Com faixas e cartazes, os índios em Manaus caminharam da concentração na Praça Chile, pela rua Maceió, para ocupar a sede da Funai. Participaram do evento caciques, crianças, jovens e simpatizantes da causa indígena. O ato na capital amazonense foi organizado pelo Fórum de Educação Escolar Indígena do Amazonas (FOREEIA), pela Coordenação das Organizações Indígenas da Amazônia Brasileira (COIAB) e pelo Instituto de Articulação de Juventude da Amazônia (IAJA).
Além das críticas ao desmonte da política indigenista pelo atual governo federal, o protesto teve como alvo a bancada do Amazonas no Congresso Nacional. Na terça-feira (5), os parlamentares se reuniram com o ministro-chefe da Casa Civil, Eliseu Padilha, para pedir o fim da demarcação de terras indígenas no Amazonas. Citando o nome de cada um dos deputados, as lideranças em Manaus afirmaram que eles não representam o povo amazonense. A PEC 215 –que retira do Executivo e passa para o Congresso a demarcação de terras indígenas– também foi criticada, além da CPI da Funai. Para os indígenas, a CPI tem como objetivo desmoralizar a principal instituição pública de defesa dos direitos indígenas.
Outro ponto levantado durante o protesto em Manaus foi a tentativa de aliados do Palácio do Planalto de emplacar um militar para a presidência da Funai. Apesar de o governo Temer ter recuado na indicação do general Roberto Peternelli, os indígenas temem que outro militar venha a ser indicado. Para as lideranças que participaram do “Ocupa Funai”, é inadmissível membros de instituições que tiveram um passado de repressão aos indígenas presidir a fundação.
“Este é um ato nacional e é uma forma de dizer que nós não aceitamos este tipo de golpe, que nos respeitem como povos originários que somos.
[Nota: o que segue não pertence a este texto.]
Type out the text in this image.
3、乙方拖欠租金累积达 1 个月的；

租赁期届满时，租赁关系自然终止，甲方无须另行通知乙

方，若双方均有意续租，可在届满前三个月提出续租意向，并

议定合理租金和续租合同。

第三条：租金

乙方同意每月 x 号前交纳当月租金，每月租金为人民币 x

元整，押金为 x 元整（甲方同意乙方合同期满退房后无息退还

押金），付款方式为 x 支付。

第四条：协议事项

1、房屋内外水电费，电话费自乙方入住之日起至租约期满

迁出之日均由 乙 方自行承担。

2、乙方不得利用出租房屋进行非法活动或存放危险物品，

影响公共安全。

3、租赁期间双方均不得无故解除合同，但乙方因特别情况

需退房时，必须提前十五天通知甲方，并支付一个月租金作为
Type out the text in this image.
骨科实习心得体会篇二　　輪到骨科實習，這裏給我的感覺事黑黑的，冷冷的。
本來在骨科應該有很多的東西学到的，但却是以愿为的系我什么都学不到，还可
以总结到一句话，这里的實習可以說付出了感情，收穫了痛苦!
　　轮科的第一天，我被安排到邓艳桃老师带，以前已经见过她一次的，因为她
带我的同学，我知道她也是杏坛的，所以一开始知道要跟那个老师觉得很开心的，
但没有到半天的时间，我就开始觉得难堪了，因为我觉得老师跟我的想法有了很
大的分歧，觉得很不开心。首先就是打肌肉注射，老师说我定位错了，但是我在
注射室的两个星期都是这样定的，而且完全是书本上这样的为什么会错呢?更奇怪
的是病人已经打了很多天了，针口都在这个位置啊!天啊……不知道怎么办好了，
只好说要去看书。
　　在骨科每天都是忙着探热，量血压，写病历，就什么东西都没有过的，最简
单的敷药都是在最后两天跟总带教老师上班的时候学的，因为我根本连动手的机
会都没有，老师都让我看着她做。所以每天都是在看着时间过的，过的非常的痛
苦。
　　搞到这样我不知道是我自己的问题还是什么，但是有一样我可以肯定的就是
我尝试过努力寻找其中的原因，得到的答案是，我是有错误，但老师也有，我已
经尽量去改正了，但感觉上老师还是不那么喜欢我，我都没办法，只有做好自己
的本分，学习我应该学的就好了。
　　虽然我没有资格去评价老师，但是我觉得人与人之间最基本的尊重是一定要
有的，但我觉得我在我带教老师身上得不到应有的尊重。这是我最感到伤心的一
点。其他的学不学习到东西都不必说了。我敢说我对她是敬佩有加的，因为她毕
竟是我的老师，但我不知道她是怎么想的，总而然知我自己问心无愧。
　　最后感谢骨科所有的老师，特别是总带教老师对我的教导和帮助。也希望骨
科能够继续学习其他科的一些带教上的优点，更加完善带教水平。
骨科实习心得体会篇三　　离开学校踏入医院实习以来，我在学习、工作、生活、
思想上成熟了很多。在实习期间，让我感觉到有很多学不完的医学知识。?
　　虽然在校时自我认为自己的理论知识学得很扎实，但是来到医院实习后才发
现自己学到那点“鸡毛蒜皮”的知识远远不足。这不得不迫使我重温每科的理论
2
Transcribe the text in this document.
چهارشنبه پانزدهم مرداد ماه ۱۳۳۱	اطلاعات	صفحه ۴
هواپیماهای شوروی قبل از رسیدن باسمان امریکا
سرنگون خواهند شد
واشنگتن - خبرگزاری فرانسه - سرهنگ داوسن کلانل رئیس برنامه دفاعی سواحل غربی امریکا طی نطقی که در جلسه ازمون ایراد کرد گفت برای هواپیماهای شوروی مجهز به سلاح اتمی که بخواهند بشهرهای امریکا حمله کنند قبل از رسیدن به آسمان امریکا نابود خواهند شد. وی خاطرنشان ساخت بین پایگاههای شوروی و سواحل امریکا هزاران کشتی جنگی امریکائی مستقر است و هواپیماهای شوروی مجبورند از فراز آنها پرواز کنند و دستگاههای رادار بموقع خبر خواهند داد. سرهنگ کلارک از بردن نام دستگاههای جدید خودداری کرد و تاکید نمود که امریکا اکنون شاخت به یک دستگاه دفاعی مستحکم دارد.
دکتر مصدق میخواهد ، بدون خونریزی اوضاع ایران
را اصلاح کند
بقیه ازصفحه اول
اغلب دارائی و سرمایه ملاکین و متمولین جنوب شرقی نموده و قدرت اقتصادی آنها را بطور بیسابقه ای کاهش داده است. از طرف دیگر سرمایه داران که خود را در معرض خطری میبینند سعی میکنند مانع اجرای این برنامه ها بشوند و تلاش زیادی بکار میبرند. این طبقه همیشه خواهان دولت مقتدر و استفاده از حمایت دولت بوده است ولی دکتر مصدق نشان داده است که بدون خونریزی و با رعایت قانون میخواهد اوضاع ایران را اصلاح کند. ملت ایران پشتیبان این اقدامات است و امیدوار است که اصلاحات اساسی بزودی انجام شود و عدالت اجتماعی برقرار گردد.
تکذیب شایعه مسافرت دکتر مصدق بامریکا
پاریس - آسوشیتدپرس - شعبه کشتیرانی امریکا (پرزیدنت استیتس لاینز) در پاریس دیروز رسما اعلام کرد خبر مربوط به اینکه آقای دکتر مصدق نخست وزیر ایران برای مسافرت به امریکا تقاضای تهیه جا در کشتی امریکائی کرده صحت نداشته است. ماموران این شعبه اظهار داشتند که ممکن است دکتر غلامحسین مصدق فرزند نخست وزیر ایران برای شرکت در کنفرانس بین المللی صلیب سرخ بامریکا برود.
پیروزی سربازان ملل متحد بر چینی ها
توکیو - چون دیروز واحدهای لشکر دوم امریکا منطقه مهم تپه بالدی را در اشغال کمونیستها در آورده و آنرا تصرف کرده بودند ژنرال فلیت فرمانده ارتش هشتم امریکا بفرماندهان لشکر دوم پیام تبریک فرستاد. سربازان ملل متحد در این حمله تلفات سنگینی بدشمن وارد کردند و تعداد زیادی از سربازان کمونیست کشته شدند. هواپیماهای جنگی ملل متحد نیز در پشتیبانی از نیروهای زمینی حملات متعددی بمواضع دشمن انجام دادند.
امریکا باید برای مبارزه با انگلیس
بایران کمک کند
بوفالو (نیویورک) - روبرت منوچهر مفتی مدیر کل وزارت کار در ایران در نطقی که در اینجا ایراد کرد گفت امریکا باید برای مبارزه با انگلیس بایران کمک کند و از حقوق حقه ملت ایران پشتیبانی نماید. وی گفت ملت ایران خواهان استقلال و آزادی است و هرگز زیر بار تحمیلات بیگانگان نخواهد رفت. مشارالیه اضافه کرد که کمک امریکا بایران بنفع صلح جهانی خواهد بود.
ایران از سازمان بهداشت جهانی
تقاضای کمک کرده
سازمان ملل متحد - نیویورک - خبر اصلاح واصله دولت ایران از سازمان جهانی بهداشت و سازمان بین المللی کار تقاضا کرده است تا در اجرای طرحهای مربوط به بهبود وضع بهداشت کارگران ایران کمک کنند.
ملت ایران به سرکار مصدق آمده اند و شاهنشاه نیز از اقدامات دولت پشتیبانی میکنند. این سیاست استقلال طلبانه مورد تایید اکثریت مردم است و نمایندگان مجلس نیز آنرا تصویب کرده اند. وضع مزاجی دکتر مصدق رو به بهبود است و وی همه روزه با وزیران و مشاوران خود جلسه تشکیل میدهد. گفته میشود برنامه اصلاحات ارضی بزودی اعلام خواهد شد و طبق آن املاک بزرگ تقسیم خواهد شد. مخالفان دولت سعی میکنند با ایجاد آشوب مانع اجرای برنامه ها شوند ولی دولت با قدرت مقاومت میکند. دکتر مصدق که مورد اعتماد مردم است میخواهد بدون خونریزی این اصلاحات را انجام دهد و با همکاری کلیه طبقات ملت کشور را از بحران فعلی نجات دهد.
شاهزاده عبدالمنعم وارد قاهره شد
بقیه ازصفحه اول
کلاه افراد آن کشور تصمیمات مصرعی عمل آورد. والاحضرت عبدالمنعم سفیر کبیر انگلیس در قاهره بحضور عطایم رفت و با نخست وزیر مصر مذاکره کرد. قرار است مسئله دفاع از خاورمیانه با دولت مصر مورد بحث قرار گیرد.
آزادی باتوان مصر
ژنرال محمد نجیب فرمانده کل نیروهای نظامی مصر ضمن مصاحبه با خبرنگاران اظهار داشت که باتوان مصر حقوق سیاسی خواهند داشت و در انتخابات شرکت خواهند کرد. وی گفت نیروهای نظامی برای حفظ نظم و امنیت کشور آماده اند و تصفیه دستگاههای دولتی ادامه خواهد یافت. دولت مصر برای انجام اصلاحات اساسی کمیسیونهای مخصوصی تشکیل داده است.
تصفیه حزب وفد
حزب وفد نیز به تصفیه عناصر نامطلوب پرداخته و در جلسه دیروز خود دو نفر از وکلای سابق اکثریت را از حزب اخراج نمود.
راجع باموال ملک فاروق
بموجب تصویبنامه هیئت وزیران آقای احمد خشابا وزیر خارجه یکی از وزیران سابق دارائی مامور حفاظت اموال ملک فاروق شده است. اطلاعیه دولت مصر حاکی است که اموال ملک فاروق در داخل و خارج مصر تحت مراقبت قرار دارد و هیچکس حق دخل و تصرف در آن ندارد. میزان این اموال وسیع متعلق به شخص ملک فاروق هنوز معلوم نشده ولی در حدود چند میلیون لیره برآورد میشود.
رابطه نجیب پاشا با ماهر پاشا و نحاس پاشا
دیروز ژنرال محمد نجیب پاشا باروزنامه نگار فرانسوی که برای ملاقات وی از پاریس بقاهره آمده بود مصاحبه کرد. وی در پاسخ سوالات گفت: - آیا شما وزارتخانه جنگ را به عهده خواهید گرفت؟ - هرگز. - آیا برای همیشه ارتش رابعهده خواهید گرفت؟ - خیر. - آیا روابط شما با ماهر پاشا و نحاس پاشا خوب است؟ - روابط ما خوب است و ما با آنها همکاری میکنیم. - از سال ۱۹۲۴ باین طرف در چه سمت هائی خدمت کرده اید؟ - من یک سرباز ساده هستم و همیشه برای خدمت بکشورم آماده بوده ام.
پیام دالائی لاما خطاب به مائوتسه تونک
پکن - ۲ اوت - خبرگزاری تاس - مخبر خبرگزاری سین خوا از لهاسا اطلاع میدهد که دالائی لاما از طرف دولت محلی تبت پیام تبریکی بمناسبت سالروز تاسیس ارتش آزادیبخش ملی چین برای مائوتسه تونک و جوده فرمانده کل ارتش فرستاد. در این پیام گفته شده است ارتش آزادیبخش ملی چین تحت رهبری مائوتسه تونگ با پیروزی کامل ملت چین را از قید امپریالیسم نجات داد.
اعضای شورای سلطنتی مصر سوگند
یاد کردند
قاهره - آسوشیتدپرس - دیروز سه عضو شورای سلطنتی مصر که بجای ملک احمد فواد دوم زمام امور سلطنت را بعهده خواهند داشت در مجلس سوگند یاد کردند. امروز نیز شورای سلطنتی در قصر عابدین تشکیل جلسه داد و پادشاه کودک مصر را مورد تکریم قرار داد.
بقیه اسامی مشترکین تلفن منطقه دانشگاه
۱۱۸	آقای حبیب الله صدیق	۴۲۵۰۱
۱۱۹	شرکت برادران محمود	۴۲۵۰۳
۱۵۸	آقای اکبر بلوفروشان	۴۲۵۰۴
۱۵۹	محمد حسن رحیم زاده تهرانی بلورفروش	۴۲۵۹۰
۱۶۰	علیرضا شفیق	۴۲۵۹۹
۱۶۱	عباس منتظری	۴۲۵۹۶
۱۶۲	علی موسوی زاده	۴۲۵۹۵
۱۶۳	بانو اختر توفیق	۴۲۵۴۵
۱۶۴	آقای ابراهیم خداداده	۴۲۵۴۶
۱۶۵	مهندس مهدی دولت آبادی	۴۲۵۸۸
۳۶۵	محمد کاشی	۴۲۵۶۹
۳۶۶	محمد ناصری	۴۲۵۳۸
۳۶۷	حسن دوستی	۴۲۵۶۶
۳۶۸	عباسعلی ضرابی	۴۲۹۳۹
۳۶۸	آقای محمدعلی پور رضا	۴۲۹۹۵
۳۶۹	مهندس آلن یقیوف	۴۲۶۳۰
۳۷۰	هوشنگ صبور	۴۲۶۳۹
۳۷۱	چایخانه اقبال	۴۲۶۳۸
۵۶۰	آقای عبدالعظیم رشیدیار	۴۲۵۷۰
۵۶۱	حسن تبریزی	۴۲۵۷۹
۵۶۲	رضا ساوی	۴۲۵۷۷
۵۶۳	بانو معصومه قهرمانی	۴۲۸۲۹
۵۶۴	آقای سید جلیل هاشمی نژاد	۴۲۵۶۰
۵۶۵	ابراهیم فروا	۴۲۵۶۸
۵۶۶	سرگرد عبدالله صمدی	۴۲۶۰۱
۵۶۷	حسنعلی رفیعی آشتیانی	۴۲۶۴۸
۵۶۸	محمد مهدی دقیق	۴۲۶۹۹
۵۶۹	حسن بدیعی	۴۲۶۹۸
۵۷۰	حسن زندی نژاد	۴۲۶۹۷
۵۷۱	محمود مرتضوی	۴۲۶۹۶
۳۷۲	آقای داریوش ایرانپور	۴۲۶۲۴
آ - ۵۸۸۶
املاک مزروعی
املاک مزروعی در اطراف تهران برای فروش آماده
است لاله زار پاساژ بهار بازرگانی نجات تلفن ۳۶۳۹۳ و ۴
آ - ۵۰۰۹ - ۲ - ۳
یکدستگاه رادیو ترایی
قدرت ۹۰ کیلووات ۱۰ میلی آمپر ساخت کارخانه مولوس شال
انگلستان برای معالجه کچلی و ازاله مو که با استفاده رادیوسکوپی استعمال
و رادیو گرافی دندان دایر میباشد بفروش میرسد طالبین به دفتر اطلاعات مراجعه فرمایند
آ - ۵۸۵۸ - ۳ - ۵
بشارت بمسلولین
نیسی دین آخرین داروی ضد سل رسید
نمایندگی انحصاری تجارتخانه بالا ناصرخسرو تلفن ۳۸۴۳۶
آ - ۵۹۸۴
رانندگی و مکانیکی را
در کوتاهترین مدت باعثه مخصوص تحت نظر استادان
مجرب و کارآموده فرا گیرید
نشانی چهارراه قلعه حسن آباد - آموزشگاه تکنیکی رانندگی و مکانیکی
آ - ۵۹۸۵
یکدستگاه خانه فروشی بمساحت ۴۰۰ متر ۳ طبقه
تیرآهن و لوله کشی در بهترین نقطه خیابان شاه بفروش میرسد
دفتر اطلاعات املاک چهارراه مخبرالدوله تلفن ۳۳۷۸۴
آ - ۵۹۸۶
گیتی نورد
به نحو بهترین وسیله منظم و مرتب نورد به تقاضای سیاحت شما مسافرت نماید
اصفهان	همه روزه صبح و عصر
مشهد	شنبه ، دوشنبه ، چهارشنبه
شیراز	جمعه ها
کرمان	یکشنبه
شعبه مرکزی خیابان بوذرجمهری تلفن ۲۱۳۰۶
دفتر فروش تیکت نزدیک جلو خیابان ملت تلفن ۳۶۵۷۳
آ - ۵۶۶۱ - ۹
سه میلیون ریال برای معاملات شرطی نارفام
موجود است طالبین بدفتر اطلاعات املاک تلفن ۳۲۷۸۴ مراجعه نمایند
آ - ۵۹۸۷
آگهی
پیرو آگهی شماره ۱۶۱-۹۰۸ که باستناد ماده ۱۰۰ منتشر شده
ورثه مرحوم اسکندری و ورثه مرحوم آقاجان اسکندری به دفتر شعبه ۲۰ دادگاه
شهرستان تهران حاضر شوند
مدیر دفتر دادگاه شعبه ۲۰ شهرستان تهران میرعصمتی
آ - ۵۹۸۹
Nós não queremos a terra dos brancos, mas nós queremos que as nossas que estão demarcadas, que estão em processo de demarcação, que sejam respeitadas. Eles [parlamentares] não têm compromisso com o povo do Amazonas”, diz Yawara-t Marulanda, presidente da União por Moradia Popular do Amazonas. “Índio para eles [políticos] só serve na época de eleição, quando eles vão mentir, porque eles são mentirosos. São uns parlamentares irresponsáveis pedindo vista das terras que já estão homologadas, ou seja, tiram nossos direitos. Isso é vergonhoso”, completa ela.
Em Lábrea, no sul do Amazonas, a mobilização “Ocupa Funai” reuniu cerca de 150 lideranças indígenas na sede da Coordenação Regional do Purus (CR Purus). O ato foi liderado pela Federação das Organizações e Comunidades Indígenas do Médio Purus (Focimp), com apoio dos servidores da Funai. A jurisdição da CR Purus abrange os municípios de Tapauá, Canutama, Lábrea e Pauini, onde vivem indígenas das etnias Apurinã, Paumari, Jarawara, Jamadi, Kanamati, Zuruahá, Deni, Mamori, Hi-Merimã, Juma, Katauxi e Kaxarari.
O presidente da Focimp, Zé Bajaga Apurinã, disse à Amazônia Real que a mobilização é para protestar contra o retrocesso na política indigenista. “As lideranças apresentaram seu apoio à necessidade de se fortalecer a Funai, que está fraca, sem funcionários e pouco recursos aos direitos indígenas”, disse ele.
Os indígenas também se manifestaram contra propostas discutidas atualmente no Congresso Nacional, como a PEC 215. Zé Bajaga afirmou ainda que está acompanhando as discussões sobre a escolha do novo presidente da Funai e disse que as perspectivas são preocupantes.
“Esperamos que seja uma pessoa que realmente olhe para a sociedade indígena e faça um bom trabalho. Não tenho preferência se o novo presidente será indígena ou não. O importante é que seja feito um trabalho direito, que olhe pela demarcação das terras indígenas e a proteção das terras, e que olhe pelo fortalecimento das Coordenações Regionais e Coordenações Técnicas da Funai”, defendeu ele.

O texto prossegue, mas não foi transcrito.